Inhaled nitric oxide (NO) is a selective pulmonary vasodilator in patients with PH from a variety of causes. (5) In patients with heart failure due to LV dysfunction, acute administration of inhaled NO reduces pulmonary vascular resistance (PVR) and increases cardiac index (CI) without altering systemic arterial pressure. (6,7) This hemodynamic response has been used to assess pulmonary vascular reactivity in patients being evaluated for cardiac transplantation. (8) In addition, breathing NO increases exercise capacity in patients with PH and chronic left heart failure. (9)

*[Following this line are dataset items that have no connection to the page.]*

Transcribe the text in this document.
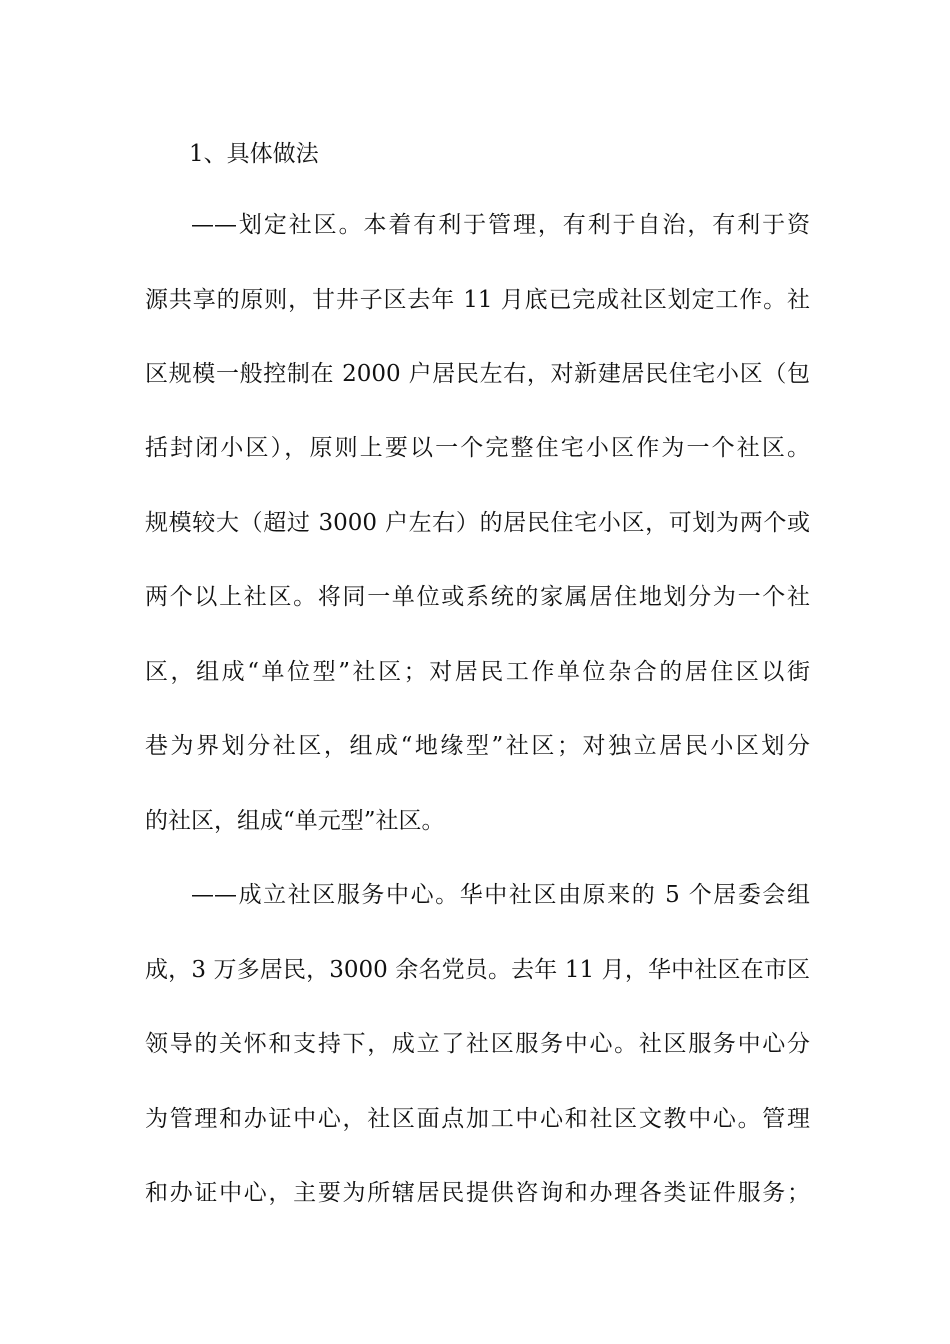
1、具体做法
——划定社区。本着有利于管理，有利于自治，有利于资
源共享的原则，甘井子区去年 11 月底已完成社区划定工作。社
区规模一般控制在 2000 户居民左右，对新建居民住宅小区（包
括封闭小区），原则上要以一个完整住宅小区作为一个社区。
规模较大（超过 3000 户左右）的居民住宅小区，可划为两个或
两个以上社区。将同一单位或系统的家属居住地划分为一个社
区，组成“单位型”社区；对居民工作单位杂合的居住区以街
巷为界划分社区，组成“地缘型”社区；对独立居民小区划分
的社区，组成“单元型”社区。
——成立社区服务中心。华中社区由原来的 5 个居委会组
成，3 万多居民，3000 余名党员。去年 11 月，华中社区在市区
领导的关怀和支持下，成立了社区服务中心。社区服务中心分
为管理和办证中心，社区面点加工中心和社区文教中心。管理
和办证中心，主要为所辖居民提供咨询和办理各类证件服务；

Inhaled NO exerts its pulmonary vasodilator effect by diffusing into pulmonary vascular smooth-muscle cells and simulating the production of cyclic guanosine monophosphate (cGMP) by soluble guanylate cyclase.5 cGMP acts as a second messenger stimulating cGMP-dependent protein kinase, thereby producing vasodilatation. The metabolism of cGMP by the cGMP-specific type 5 isoform of phosphodiesterase (PDE5) in vascular smooth muscle cells is an important determinant of the extent and duration of vasodilatation. (10)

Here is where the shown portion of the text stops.